RTD is restricted from selling land below market value, no matter how worthy the cause. But the idea of building communities around these transportation hubs holds natural appeal.
As the 2010 strategic plan noted, TOD creates efficiency and effectiveness for transit systems by increasing all ridership – especially off-peak. At the same, studies have shown that proximity to transit yields a premium for property values. Access to public transportation makes for a sweet amenity – like nearby dog parks or an Amazon Package Locker – to potential renters or buyers.
The new policy, says Brady, will spark more development “activation” around the transit stations that leads to housing, along with commercial spaces such as coffee shops and convenience stores and the kinds of shops and services that are naturally attracted to density.
The need for affordable housing is not going away.
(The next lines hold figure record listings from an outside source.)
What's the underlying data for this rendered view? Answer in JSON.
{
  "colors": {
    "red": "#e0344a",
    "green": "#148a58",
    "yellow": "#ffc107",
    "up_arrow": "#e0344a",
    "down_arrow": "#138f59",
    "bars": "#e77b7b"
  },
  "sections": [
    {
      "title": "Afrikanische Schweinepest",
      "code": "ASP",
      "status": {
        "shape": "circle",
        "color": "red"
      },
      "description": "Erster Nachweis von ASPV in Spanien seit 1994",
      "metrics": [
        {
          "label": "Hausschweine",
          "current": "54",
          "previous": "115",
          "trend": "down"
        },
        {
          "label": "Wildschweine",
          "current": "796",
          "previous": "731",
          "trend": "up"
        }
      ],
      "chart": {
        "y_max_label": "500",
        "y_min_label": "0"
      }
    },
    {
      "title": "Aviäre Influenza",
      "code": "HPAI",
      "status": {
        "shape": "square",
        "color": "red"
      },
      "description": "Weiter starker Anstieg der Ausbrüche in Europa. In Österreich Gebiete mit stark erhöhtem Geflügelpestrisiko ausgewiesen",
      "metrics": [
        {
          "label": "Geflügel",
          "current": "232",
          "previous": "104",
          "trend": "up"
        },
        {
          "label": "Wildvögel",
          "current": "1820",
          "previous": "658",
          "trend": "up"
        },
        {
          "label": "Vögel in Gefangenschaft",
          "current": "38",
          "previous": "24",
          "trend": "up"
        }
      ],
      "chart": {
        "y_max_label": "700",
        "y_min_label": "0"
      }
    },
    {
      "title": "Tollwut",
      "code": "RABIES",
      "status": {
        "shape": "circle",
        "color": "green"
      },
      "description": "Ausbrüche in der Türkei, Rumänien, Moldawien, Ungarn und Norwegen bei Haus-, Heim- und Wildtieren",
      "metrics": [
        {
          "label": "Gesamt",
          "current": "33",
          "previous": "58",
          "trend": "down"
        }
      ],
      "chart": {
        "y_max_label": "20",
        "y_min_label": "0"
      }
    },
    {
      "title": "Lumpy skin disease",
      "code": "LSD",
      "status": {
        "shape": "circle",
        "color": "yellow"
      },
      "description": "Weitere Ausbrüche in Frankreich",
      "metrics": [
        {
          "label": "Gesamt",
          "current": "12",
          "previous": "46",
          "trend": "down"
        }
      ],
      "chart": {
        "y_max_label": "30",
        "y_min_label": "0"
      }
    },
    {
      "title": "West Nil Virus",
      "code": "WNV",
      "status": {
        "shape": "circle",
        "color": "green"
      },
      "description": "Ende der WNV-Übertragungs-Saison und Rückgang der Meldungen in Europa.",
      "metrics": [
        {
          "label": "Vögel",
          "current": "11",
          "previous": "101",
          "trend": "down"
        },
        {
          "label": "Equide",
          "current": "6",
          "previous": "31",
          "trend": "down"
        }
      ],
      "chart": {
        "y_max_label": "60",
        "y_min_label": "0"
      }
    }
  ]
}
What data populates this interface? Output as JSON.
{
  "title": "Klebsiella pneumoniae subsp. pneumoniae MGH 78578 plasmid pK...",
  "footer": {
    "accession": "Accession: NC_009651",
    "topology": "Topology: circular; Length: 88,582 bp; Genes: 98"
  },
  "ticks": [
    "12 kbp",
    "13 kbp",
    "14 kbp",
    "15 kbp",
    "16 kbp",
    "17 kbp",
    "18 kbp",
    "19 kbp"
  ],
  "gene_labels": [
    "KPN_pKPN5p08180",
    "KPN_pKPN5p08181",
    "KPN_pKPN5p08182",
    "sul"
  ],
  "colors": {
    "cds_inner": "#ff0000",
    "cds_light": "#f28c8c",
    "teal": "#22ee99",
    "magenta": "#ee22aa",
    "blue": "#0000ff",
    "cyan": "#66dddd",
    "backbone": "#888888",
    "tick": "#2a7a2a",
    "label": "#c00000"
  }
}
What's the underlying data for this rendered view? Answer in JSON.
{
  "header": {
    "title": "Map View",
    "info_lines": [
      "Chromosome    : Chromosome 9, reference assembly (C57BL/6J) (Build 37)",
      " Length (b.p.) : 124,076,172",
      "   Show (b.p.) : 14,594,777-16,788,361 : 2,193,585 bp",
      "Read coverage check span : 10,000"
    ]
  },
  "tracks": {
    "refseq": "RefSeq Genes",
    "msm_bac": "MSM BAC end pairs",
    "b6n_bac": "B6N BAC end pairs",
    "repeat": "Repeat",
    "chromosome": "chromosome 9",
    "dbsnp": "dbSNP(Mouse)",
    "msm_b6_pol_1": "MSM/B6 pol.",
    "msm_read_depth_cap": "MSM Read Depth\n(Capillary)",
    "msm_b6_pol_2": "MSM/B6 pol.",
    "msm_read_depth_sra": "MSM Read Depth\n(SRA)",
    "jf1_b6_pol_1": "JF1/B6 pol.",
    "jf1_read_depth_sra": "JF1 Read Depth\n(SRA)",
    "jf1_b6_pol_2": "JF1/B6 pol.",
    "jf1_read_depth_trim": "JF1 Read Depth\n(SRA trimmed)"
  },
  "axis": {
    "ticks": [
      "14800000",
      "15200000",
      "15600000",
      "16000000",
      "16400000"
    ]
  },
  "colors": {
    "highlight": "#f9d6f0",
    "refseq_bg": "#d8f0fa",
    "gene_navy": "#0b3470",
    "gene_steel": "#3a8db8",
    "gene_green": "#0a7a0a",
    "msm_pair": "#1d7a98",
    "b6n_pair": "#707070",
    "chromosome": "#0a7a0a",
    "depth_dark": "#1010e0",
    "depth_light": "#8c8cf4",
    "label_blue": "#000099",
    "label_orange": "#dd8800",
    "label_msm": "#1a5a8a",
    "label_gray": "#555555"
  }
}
Neither is the need for public transit or the overall desire for urban lifestyles that give residents access to jobs, health care, groceries, restaurants and entertainment without hopping in a car and driving an hour for each need or want.
“Transit works in density,” Brady said. “It doesn’t work in sprawl.”
RTD’s new TOD approach, she adds, “signals our commitment” to working with cities and to turn these ideas into reality. And Brady acknowledged that every potential discussion around a proposed development will be pursued in close concert with all local jurisdictions and their individual planning needs and requirements.